Çok sevgili Araf okuyucularım herkese merhaba...
Uzunca bir bölüm ile karşınızdayım bir kez daha, normalden biraz fazla olan bölüm aralarını yine size çok şey anlatarak telafi etmeye çalıştım, çabam gayeme ulaşır umarım.
Herkese keyifli okumalar diliyorum. Umarım bölümü beğenir, yorumlarınızla ve oylarınızla yanımda olursunuz. Gelin birlikte gıybetini yapalım Vefa'nın, Mehmet Efe'nin burada veya isterseniz #Araf tagiyle twitterda.
Bir sonraki bölüme kadar hoşçakalın ve konuşmak için sizi beklediğim unutmayın. Sevgiyle...
.................................................................................

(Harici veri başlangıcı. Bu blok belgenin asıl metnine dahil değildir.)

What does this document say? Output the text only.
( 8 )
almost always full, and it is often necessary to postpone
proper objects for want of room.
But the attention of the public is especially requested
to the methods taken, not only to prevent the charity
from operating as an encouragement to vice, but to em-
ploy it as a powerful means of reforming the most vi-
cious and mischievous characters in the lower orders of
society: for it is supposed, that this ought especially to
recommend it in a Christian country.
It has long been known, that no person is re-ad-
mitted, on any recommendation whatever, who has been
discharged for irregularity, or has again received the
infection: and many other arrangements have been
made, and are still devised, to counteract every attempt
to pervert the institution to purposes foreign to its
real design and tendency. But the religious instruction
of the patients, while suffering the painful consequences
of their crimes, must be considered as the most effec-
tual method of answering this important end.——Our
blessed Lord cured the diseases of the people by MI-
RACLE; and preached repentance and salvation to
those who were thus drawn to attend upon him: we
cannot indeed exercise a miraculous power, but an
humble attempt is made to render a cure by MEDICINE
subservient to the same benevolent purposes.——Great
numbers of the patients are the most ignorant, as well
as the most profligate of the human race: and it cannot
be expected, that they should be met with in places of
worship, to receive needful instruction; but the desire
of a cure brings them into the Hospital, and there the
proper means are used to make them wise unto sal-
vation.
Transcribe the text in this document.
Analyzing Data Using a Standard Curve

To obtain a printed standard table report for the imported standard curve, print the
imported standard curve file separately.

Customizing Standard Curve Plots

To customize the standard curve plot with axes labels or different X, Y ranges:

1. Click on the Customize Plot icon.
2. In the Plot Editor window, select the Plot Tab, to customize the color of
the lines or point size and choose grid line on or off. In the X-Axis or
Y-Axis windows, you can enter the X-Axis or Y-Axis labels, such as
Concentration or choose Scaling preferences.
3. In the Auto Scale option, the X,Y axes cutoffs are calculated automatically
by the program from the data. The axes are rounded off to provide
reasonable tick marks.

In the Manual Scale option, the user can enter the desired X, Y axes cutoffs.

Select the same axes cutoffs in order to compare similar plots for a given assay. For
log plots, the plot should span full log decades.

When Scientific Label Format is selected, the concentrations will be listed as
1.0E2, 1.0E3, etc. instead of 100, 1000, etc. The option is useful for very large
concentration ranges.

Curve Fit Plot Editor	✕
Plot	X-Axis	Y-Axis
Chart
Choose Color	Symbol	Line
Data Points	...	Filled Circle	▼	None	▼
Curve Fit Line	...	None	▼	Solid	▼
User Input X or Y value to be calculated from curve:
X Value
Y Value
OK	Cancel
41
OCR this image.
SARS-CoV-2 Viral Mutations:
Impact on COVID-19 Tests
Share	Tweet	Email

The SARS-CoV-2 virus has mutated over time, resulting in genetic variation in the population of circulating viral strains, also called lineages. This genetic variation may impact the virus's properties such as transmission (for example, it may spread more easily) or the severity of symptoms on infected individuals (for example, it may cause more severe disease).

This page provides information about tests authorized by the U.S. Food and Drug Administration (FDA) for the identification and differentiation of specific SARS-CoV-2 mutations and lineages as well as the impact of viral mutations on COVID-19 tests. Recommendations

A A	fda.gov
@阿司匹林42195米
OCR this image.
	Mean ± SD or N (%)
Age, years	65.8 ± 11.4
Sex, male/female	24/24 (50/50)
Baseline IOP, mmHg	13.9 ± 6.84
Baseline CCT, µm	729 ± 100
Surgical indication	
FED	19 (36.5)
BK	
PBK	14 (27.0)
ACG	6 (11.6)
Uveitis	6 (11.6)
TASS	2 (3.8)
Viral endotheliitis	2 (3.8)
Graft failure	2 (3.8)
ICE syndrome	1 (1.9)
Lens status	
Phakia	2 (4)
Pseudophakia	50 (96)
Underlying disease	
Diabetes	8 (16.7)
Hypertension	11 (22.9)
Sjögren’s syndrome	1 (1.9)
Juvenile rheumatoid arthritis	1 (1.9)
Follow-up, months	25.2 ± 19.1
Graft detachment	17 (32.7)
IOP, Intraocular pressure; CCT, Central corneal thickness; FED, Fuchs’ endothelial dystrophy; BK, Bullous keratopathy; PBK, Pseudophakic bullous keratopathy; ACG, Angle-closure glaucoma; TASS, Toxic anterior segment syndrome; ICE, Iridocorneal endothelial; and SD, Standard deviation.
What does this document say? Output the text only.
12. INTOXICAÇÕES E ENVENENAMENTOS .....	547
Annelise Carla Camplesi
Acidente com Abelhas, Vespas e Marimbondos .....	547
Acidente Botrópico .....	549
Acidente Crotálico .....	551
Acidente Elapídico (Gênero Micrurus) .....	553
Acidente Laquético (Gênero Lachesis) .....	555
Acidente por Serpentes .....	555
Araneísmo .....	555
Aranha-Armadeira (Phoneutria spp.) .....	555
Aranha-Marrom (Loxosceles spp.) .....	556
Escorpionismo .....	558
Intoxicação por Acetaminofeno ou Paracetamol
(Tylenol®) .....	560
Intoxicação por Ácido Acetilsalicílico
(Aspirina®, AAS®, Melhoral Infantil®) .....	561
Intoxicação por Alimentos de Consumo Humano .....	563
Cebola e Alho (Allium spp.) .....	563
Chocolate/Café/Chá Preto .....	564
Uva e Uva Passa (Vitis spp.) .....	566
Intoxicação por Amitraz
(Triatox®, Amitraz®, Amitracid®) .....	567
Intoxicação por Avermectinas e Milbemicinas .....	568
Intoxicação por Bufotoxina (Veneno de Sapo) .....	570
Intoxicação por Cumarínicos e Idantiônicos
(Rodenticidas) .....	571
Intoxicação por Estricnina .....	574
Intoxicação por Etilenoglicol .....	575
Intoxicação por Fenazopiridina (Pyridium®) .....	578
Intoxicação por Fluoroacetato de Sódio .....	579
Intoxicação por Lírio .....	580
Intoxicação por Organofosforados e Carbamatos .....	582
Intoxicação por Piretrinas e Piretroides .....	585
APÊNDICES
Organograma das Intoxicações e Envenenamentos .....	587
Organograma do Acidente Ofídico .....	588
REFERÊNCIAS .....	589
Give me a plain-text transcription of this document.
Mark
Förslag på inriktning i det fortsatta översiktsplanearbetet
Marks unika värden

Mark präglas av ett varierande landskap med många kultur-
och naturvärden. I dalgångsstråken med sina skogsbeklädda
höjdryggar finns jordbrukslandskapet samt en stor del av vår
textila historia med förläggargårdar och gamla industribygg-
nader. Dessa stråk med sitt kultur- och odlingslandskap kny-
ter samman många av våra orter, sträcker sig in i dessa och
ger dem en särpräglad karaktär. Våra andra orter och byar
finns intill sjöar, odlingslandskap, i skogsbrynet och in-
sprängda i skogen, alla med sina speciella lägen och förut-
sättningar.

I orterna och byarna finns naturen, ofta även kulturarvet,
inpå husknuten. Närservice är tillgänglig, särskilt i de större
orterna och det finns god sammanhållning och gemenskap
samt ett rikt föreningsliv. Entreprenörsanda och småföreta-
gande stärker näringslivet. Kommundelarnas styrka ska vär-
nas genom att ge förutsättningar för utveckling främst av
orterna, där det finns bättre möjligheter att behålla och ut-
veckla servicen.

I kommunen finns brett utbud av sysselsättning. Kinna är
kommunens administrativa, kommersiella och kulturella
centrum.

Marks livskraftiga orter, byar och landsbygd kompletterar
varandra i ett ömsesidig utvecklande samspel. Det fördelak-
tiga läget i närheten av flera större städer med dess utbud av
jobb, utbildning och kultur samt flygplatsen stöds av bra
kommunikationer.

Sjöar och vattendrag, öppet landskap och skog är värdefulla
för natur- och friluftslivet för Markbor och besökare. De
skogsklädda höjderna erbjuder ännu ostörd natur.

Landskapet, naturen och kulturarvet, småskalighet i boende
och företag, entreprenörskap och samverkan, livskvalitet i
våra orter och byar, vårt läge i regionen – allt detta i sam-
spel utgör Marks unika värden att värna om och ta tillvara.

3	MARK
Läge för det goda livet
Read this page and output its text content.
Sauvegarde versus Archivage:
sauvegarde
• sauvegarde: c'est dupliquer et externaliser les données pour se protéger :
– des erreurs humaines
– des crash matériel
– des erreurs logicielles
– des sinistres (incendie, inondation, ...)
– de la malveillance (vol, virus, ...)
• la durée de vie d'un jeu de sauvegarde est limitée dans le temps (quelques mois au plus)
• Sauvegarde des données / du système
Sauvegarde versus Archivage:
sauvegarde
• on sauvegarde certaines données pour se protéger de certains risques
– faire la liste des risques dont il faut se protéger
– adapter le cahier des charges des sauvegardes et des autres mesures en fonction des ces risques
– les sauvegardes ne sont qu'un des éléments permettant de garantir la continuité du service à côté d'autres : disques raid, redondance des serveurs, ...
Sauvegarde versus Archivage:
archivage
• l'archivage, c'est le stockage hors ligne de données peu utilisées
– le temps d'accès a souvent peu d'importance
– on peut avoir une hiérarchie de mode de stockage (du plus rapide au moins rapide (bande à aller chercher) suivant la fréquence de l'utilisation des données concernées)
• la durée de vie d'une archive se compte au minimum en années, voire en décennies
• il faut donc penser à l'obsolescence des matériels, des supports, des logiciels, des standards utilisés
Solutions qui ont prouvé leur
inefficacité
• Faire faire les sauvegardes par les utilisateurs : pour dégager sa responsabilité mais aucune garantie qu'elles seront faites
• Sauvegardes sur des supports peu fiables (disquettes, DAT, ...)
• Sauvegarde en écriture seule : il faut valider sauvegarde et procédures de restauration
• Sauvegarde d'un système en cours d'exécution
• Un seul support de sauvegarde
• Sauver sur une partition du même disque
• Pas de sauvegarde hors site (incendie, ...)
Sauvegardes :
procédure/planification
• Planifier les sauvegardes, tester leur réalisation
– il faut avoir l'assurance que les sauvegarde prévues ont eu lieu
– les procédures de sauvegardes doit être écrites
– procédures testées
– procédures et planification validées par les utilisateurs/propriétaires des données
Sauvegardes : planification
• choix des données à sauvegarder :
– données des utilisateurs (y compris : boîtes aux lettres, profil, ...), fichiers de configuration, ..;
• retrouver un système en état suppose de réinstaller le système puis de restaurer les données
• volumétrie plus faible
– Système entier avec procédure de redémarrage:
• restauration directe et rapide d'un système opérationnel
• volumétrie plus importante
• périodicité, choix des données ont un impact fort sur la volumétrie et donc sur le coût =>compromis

"Sevgili dost, eğer yeryüzündeki bütün elleri bir masanın üzerine koysalar, elini bulabilirim onların içinden."
Ali URAL
Pera'yı herkesten saklamak Aylin ile Utku'nun ortak fikriydi. Aylin'in çekirdek ailesi, ben ve Utku'dan başka kimse bilmeyecekti Pera'nın varlığını, Atakan bizi bırakıp gittiğinde Aylin'in iki aylık hamile olduğu, Atakan'ın bir oğlu olduğunu kimse bilmeyecekti. En azından ikisi böyle planlamıştı. Atakan'ın taziyesinin üçüncü gününde Utku'yu karşısına almış ve ağabeyinden sonra bir tek sana söylüyorum demiş Aylin, en azından sonrasında, kafam bir şeyleri idrak edebilecek kadar iyi olduğunda böyle anlatmışlardı bana. Mantıklı düşünmek zorundaydık demişlerdi. Başlarda anlamamış ve anlamadığım gibi içten içe kızmıştım onlara, belki biraz da sadakatsizlik ile suçlamıştım. Öyle ya daha Atakan'ın yedisi dolmadan oturup ne planlar yapmışlardı, hiç mi değeri yoktu Atakan'ın, nasıl kendilerini bu kadar kısa sürede toplayabilmişlerdi? Anlamak zordu, anlamlandırmak zordu, kabullenmek daha da zordu. Ama Aylin pes etmemişti, birlikte son bayram yemeğini yediğimiz o evde, Pera'nın varlığını saklamak adına, aylarca dış dünyaya bütünüyle kapalı bir hayat yaşarken hiç bıkmadan sebeplerini anlatmıştı bana. Pera'yı saklamayı neden istedikleri, cinsiyeti ne olursa olsun isminin Pera olacağını bildiğimiz ufaklığın neden Şahzade soyadını alamayacağını... Yinede kabul edemediğim bu değildi ki. Atakan öleli üç gün olmuştu, diye patlamıştım en sonunda. Siz nasıl kendisinizi o kadar hızlı toparlayabildiniz, siz daha Atakan'ın toprağı ıslakken Pera'yı saklamaya nasıl karar verdiniz, diye inletmiştim evi. Gülümsemişti Aylin, bir abla ve hatta bir anne gibi şefkatle. Günlerdir bu soruyu sormamı bekliyormuşçasına rahat bir nefes koy vermişti.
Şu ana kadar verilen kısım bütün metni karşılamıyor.